#!/usr/bin/env python
# -*- coding: utf-8 -*-

# ==============================================
#                                       Preamble
# ==============================================
# ---- Imports
import tensorflow as tf

from warnings import warn
from gpflow.base import TensorLike
from gpflow.config import default_jitter
from gpflow.utilities import Dispatcher
from gpflow import kernels, inducing_variables
from gpflow_sampling import covariances, kernels as kernels_ext
from gpflow_sampling.bases import kernel as kernel_basis
from gpflow_sampling.bases.core import AbstractBasis
from gpflow_sampling.sampling.core import DenseSampler, MultioutputDenseSampler
from gpflow_sampling.inducing_variables import InducingImages
from gpflow_sampling.utils import get_default_preconditioner


# ==============================================
#                                     cg_updates
# ==============================================
cg = Dispatcher("cg_updates")


@cg.register(kernels.Kernel, TensorLike, TensorLike, TensorLike)
def _cg_fallback(kern: kernels.Kernel,
                 Z: TensorLike,
                 u: TensorLike,
                 f: TensorLike,
                 *,
                 diag: TensorLike = None,
                 basis: AbstractBasis = None,
                 preconditioner: tf.linalg.LinearOperator = "default",
                 tol: float = 1e-3,
                 max_iter: int = 100,
                 **kwargs):
  """
  Return pathwise updates of a prior processes $f$ subject to the
  condition $p(f | u) = N(f | u, diag)$ on $f = f(Z)$.
  """
  u_shape = tuple(u.shape)
  f_shape = tuple(f.shape)
  assert u_shape[-1] == 1, "Recieved multiple output features"
  assert u_shape == f_shape[-len(u_shape):], "Incompatible shapes detected"
  if basis is None:  # finite-dimensional basis used to express the update
    basis = kernel_basis(kern, centers=Z)

  if diag is None:
    diag = default_jitter()

  # Prepare linear system for CG solver
  if isinstance(Z, inducing_variables.InducingVariables):
    Kff = covariances.Kuu(Z, kern, jitter=0.0)
  else:
    Kff = kern(Z, full_cov=True)
  Kuu = tf.linalg.set_diag(Kff, tf.linalg.diag_part(Kff) + diag)
  operator = tf.linalg.LinearOperatorFullMatrix(Kuu,
                                                is_non_singular=True,
                                                is_self_adjoint=True,
                                                is_positive_definite=True,
                                                is_square=True)

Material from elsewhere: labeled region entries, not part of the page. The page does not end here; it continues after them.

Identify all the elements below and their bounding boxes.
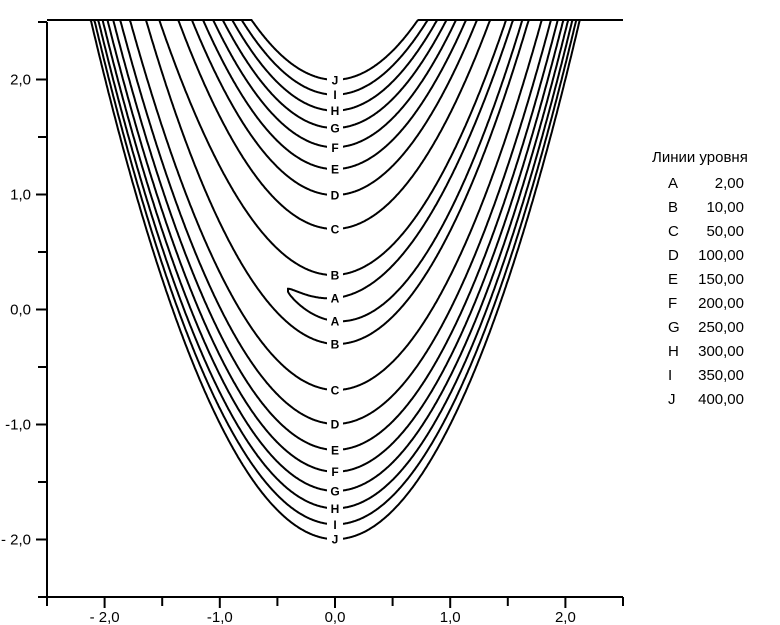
contour-line-B bbox=[86, 19, 623, 345]
legend-key: J bbox=[668, 391, 676, 408]
y-tick-label: -1,0 bbox=[5, 417, 31, 434]
legend-entry-J: J 400,00 bbox=[652, 388, 772, 412]
legend-entry-C: C 50,00 bbox=[652, 220, 772, 244]
contour-label-bg-J bbox=[327, 71, 343, 88]
contour-label-bg-I bbox=[327, 86, 343, 103]
legend-entry-A: A 2,00 bbox=[652, 172, 772, 196]
contour-label-bg-I bbox=[327, 516, 343, 533]
contour-label-A: A bbox=[331, 315, 340, 329]
contour-label-bg-E bbox=[327, 161, 343, 178]
legend-value: 250,00 bbox=[698, 319, 744, 336]
contour-line-H bbox=[47, 19, 623, 510]
legend-key: B bbox=[668, 199, 679, 216]
legend-value: 200,00 bbox=[698, 295, 744, 312]
x-tick-label: 0,0 bbox=[325, 609, 346, 625]
contour-line-C bbox=[47, 19, 623, 391]
legend-key: D bbox=[668, 247, 679, 264]
legend-entry-I: I 350,00 bbox=[652, 364, 772, 388]
contour-label-I: I bbox=[333, 88, 336, 102]
contour-label-H: H bbox=[331, 104, 340, 118]
x-tick-label: - 2,0 bbox=[90, 609, 120, 625]
y-tick-label: 2,0 bbox=[10, 72, 31, 89]
legend-value: 300,00 bbox=[698, 343, 744, 360]
legend-key: A bbox=[668, 175, 679, 192]
legend-value: 50,00 bbox=[706, 223, 744, 240]
contour-label-A: A bbox=[331, 292, 340, 306]
y-tick-label: 1,0 bbox=[10, 187, 31, 204]
contour-label-bg-G bbox=[327, 482, 343, 499]
contour-label-J: J bbox=[332, 533, 339, 547]
x-tick-label: -1,0 bbox=[207, 609, 233, 625]
legend-entry-F: F 200,00 bbox=[652, 292, 772, 316]
contour-label-E: E bbox=[331, 163, 339, 177]
contour-line-E bbox=[47, 19, 623, 451]
legend-entry-H: H 300,00 bbox=[652, 340, 772, 364]
contour-label-bg-E bbox=[327, 441, 343, 458]
contour-label-B: B bbox=[331, 269, 340, 283]
contour-label-H: H bbox=[331, 502, 340, 516]
contour-label-bg-B bbox=[327, 336, 343, 352]
contour-label-bg-C bbox=[327, 221, 343, 237]
legend-title: Линии уровня bbox=[652, 149, 748, 166]
contour-label-bg-A bbox=[327, 313, 343, 329]
axes: - 2,0 -1,0 0,0 1,0 2,0 - 2,0 -1,0 0,0 1,0 2,0 bbox=[1, 21, 624, 625]
contour-label-bg-C bbox=[327, 382, 343, 398]
legend-key: C bbox=[668, 223, 679, 240]
y-tick-label: 0,0 bbox=[10, 302, 31, 319]
contour-label-bg-B bbox=[327, 267, 343, 283]
contour-line-J bbox=[47, 19, 623, 541]
contour-lines bbox=[47, 19, 623, 541]
contour-label-D: D bbox=[331, 417, 340, 431]
contour-label-F: F bbox=[331, 141, 338, 155]
legend-key: I bbox=[668, 367, 673, 384]
legend-value: 150,00 bbox=[698, 271, 744, 288]
contour-label-I: I bbox=[333, 518, 336, 532]
contour-label-C: C bbox=[331, 223, 340, 237]
x-tick-label: 2,0 bbox=[555, 609, 576, 625]
y-tick-label: - 2,0 bbox=[1, 532, 31, 549]
contour-label-bg-A bbox=[327, 290, 343, 306]
contour-label-bg-D bbox=[327, 187, 343, 204]
legend-value: 10,00 bbox=[706, 199, 744, 216]
contour-label-bg-H bbox=[327, 500, 343, 517]
contour-label-J: J bbox=[332, 73, 339, 87]
legend-value: 350,00 bbox=[698, 367, 744, 384]
contour-label-F: F bbox=[331, 465, 338, 479]
contour-label-bg-H bbox=[327, 102, 343, 119]
contour-label-G: G bbox=[330, 484, 339, 498]
legend-entry-D: D 100,00 bbox=[652, 244, 772, 268]
legend-value: 100,00 bbox=[698, 247, 744, 264]
legend-value: 2,00 bbox=[714, 175, 744, 192]
legend-key: G bbox=[668, 319, 680, 336]
contour-label-bg-F bbox=[327, 463, 343, 480]
contour-line-F bbox=[47, 19, 623, 473]
contour-line-G bbox=[47, 19, 623, 492]
contour-label-bg-D bbox=[327, 415, 343, 432]
contour-label-E: E bbox=[331, 443, 339, 457]
legend-entry-B: B 10,00 bbox=[652, 196, 772, 220]
legend-key: F bbox=[668, 295, 678, 312]
legend-key: E bbox=[668, 271, 679, 288]
legend-entry-G: G 250,00 bbox=[652, 316, 772, 340]
contour-line-D bbox=[47, 19, 623, 425]
contour-label-G: G bbox=[330, 122, 339, 136]
legend: Линии уровня A 2,00 B 10,00 C 50,00 D 100,00 E 15… bbox=[652, 146, 772, 412]
x-tick-label: 1,0 bbox=[440, 609, 461, 625]
contour-label-bg-F bbox=[327, 139, 343, 156]
legend-entry-E: E 150,00 bbox=[652, 268, 772, 292]
contour-label-bg-J bbox=[327, 531, 343, 548]
contour-label-C: C bbox=[331, 384, 340, 398]
contour-label-D: D bbox=[331, 189, 340, 203]
contour-label-B: B bbox=[331, 338, 340, 352]
legend-key: H bbox=[668, 343, 679, 360]
contour-label-bg-G bbox=[327, 120, 343, 137]
legend-value: 400,00 bbox=[698, 391, 744, 408]
legend-entries: A 2,00 B 10,00 C 50,00 D 100,00 E 150,00 F 200,00 G 2… bbox=[652, 172, 772, 412]
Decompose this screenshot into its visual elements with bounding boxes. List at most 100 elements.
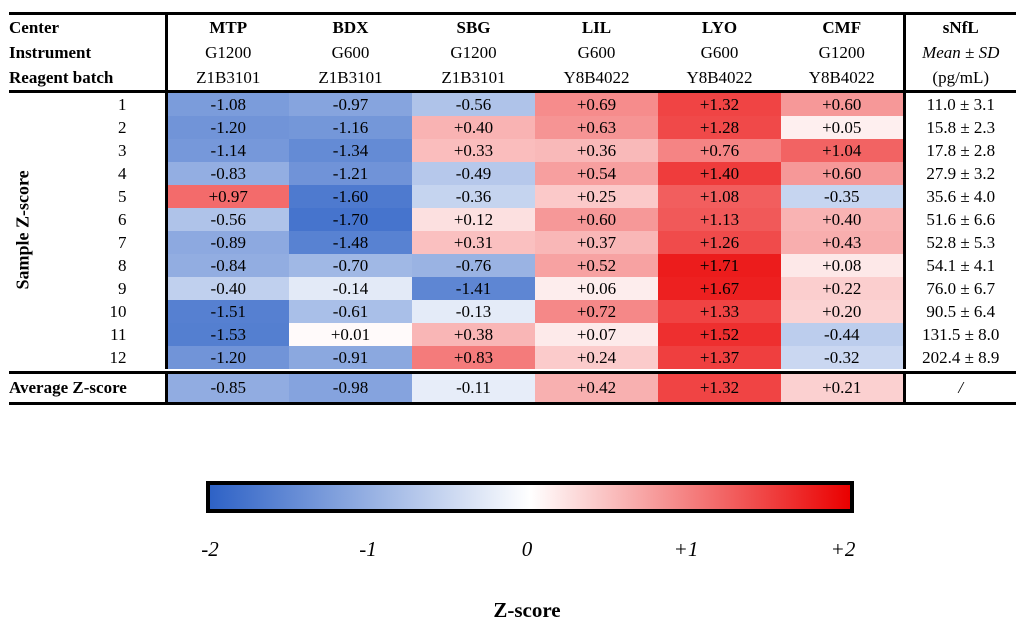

  if preconditioner == "default":
    preconditioner = get_default_preconditioner(Kff, diag=diag)

  # Compute error term and CG initializer
  err = tf.linalg.adjoint(u - f)  # [S, 1, M]
  err -= (diag ** 0.5) * tf.random.normal(err.shape, dtype=err.dtype)
  if preconditioner is None:
    initializer = None
  else:
    initializer = preconditioner.matvec(err)

  # Approximately solve for $Cov(u, u)^{-1}(u - f(Z))$ using linear CG
  res = tf.linalg.experimental.conjugate_gradient(operator=operator,
                                                  rhs=err,
                                                  preconditioner=preconditioner,
                                                  x=initializer,
                                                  tol=tol,
                                                  max_iter=max_iter)

  weights = res.x
  if tf.math.count_nonzero(tf.math.is_nan(weights)):
    warn("One or more update weights returned by CG are NaN")

  return DenseSampler(basis=basis, weights=weights, **kwargs)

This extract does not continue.